You will be able to:
- Understand and explain what is covered in this section
- Understand and explain why the section will help you to become a data scientist
In this section, we'll be looking at .....
Without good experimental design, it's very easy to draw the wrong conclusions from your experiments. Because of that, we kick this section off by looking at the scientific method and the key elements of good experimental design - forming alternate and null hypotheses, conducting an experiment, analysing the results for statistical significance and drawing conclusions.

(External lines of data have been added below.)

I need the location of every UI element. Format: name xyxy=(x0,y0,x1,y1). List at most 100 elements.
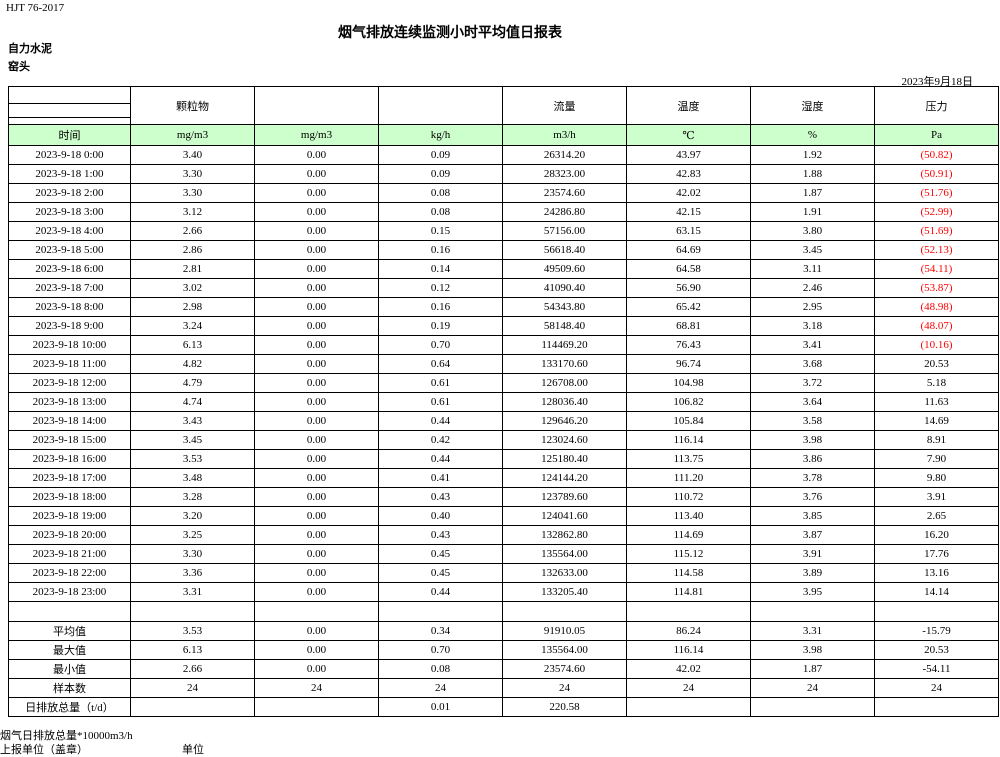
data-cell: 0.00 xyxy=(254,202,379,222)
data-cell: 3.36 xyxy=(130,563,255,583)
data-row: 2023-9-18 6:00 2.81 0.00 0.14 49509.60 64.58 3… xyxy=(8,259,999,279)
data-cell: 0.42 xyxy=(378,430,503,450)
data-row: 2023-9-18 18:00 3.28 0.00 0.43 123789.60 110.… xyxy=(8,487,999,507)
data-cell: 132862.80 xyxy=(502,525,627,545)
data-cell: 0.61 xyxy=(378,373,503,393)
summary-row: 最小值 2.66 0.00 0.08 23574.60 42.02 1.87 -54.11 xyxy=(8,659,999,679)
total-cell xyxy=(874,697,999,717)
data-cell: 65.42 xyxy=(626,297,751,317)
summary-cell: 135564.00 xyxy=(502,640,627,660)
data-cell: 14.69 xyxy=(874,411,999,431)
data-cell: 0.00 xyxy=(254,392,379,412)
data-cell: 3.91 xyxy=(874,487,999,507)
standard-code: HJT 76-2017 xyxy=(6,2,65,14)
total-row: 日排放总量（t/d） 0.01 220.58 xyxy=(8,697,999,717)
company: 自力水泥 xyxy=(8,43,52,55)
header-cell: 流量 xyxy=(502,86,627,125)
data-cell: 126708.00 xyxy=(502,373,627,393)
summary-cell: 3.53 xyxy=(130,621,255,641)
data-row: 2023-9-18 0:00 3.40 0.00 0.09 26314.20 43.97 1… xyxy=(8,145,999,165)
summary-cell: 20.53 xyxy=(874,640,999,660)
data-cell: 3.25 xyxy=(130,525,255,545)
data-cell: 0.09 xyxy=(378,145,503,165)
data-cell: 4.82 xyxy=(130,354,255,374)
summary-cell: 0.00 xyxy=(254,621,379,641)
data-row: 2023-9-18 10:00 6.13 0.00 0.70 114469.20 76.4… xyxy=(8,335,999,355)
data-row: 2023-9-18 11:00 4.82 0.00 0.64 133170.60 96.7… xyxy=(8,354,999,374)
data-cell: 0.00 xyxy=(254,411,379,431)
unit-cell: mg/m3 xyxy=(254,124,379,146)
summary-row: 样本数 24 24 24 24 24 24 24 xyxy=(8,678,999,698)
data-cell: 2023-9-18 20:00 xyxy=(8,525,131,545)
data-cell: 7.90 xyxy=(874,449,999,469)
location: 窑头 xyxy=(8,61,30,73)
data-row: 2023-9-18 20:00 3.25 0.00 0.43 132862.80 114.… xyxy=(8,525,999,545)
data-cell: 2023-9-18 17:00 xyxy=(8,468,131,488)
data-cell: 0.00 xyxy=(254,335,379,355)
data-row: 2023-9-18 21:00 3.30 0.00 0.45 135564.00 115.… xyxy=(8,544,999,564)
summary-cell: 0.00 xyxy=(254,659,379,679)
data-cell: 3.40 xyxy=(130,145,255,165)
data-cell: 6.13 xyxy=(130,335,255,355)
data-cell: 5.18 xyxy=(874,373,999,393)
report-date: 2023年9月18日 xyxy=(901,76,974,88)
data-row: 2023-9-18 22:00 3.36 0.00 0.45 132633.00 114.… xyxy=(8,563,999,583)
data-cell: 3.53 xyxy=(130,449,255,469)
data-cell: 2.81 xyxy=(130,259,255,279)
data-cell: 0.08 xyxy=(378,202,503,222)
summary-cell: 24 xyxy=(750,678,875,698)
header-cell: 湿度 xyxy=(750,86,875,125)
data-cell: 16.20 xyxy=(874,525,999,545)
data-row: 2023-9-18 16:00 3.53 0.00 0.44 125180.40 113.… xyxy=(8,449,999,469)
data-cell: 3.89 xyxy=(750,563,875,583)
data-row: 2023-9-18 9:00 3.24 0.00 0.19 58148.40 68.81 3… xyxy=(8,316,999,336)
data-cell: 0.15 xyxy=(378,221,503,241)
blank-cell xyxy=(8,601,131,622)
summary-cell: 86.24 xyxy=(626,621,751,641)
data-cell: (51.69) xyxy=(874,221,999,241)
data-cell: 114.58 xyxy=(626,563,751,583)
data-cell: 3.24 xyxy=(130,316,255,336)
summary-cell: 23574.60 xyxy=(502,659,627,679)
summary-cell: 0.70 xyxy=(378,640,503,660)
data-cell: 133170.60 xyxy=(502,354,627,374)
data-row: 2023-9-18 23:00 3.31 0.00 0.44 133205.40 114.… xyxy=(8,582,999,602)
data-cell: 3.30 xyxy=(130,183,255,203)
data-cell: (52.99) xyxy=(874,202,999,222)
data-row: 2023-9-18 5:00 2.86 0.00 0.16 56618.40 64.69 3… xyxy=(8,240,999,260)
data-row: 2023-9-18 8:00 2.98 0.00 0.16 54343.80 65.42 2… xyxy=(8,297,999,317)
summary-cell: 6.13 xyxy=(130,640,255,660)
data-cell: 0.19 xyxy=(378,316,503,336)
data-cell: 3.68 xyxy=(750,354,875,374)
data-cell: 2023-9-18 15:00 xyxy=(8,430,131,450)
data-cell: (51.76) xyxy=(874,183,999,203)
data-cell: 2023-9-18 23:00 xyxy=(8,582,131,602)
data-cell: 96.74 xyxy=(626,354,751,374)
data-cell: 0.00 xyxy=(254,297,379,317)
data-cell: 42.02 xyxy=(626,183,751,203)
data-cell: 0.00 xyxy=(254,563,379,583)
summary-cell: 24 xyxy=(874,678,999,698)
data-row: 2023-9-18 14:00 3.43 0.00 0.44 129646.20 105.… xyxy=(8,411,999,431)
blank-cell xyxy=(750,601,875,622)
data-cell: 57156.00 xyxy=(502,221,627,241)
data-cell: 0.00 xyxy=(254,468,379,488)
summary-cell: 116.14 xyxy=(626,640,751,660)
data-cell: 0.64 xyxy=(378,354,503,374)
header-cell xyxy=(8,86,131,125)
data-cell: 105.84 xyxy=(626,411,751,431)
data-cell: 3.95 xyxy=(750,582,875,602)
data-cell: 110.72 xyxy=(626,487,751,507)
unit-cell: mg/m3 xyxy=(130,124,255,146)
data-cell: 3.30 xyxy=(130,544,255,564)
data-cell: (48.07) xyxy=(874,316,999,336)
data-cell: 17.76 xyxy=(874,544,999,564)
header-cell: 颗粒物 xyxy=(130,86,255,125)
summary-cell: 24 xyxy=(254,678,379,698)
data-row: 2023-9-18 1:00 3.30 0.00 0.09 28323.00 42.83 1… xyxy=(8,164,999,184)
data-cell: 113.75 xyxy=(626,449,751,469)
data-cell: 0.00 xyxy=(254,278,379,298)
summary-cell: -54.11 xyxy=(874,659,999,679)
data-cell: 132633.00 xyxy=(502,563,627,583)
data-cell: 0.44 xyxy=(378,449,503,469)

We then look at how to calculate and interpret the size of the difference between control and test groups. We'll see how the "Effect Size" can be used to communicate the practical significance of experimental results, to perform meta-analyses of multiple studies, and to perform power analysis to determine the number of particicpants that a study would require to achieve a certain probability of finding a true effect. We'll also look at t-tests and how they can be used to compare two averages to see how significant the differences are between two sets of results.
From there, we introduce the concept of type 1 (false positive) and type 2 (false negative) errors and the inherent trade off between them.
We then introduce the concept of the power of a statistical test - the test's ability to detect a difference, when one exists. We look at how it relates to p-values and effect size for hypothesis testing, and get some practice calculating statistical powers using SciPy. We then pull together all of the previous ideas and ask you to design an experiment for a policital campaign.
From there, we look at some of the issues that arise when trying to perform multiple comparisons - from the risks of spurious correlations to the important of corrections such as the Bonferroni Correction to deal with the risks inherent in multiple comparisons.
Next up is A/B testing. We start by introducing the concept of an A/B terst, and then building on our recent experience of experimental design, we go through the process of designing, structuring and running an A/B test.
We then take a little bit of time to consider the implications of misusing metrics - even if our experiments are initially sound.
Finally, we spend some time introducing the (Analysis of Variance) method for generalizing previous discussions regarding statistical tests to multiple groups.
Without a good understanding of experimental design, it's easy to end up confusing spurious correlations for meaningful results or placing too much (or too little) weight on the results of any given test. In this section we cover a range of tools and techniques to ensure that you design your experiments regirously and interpret them thoughtfully.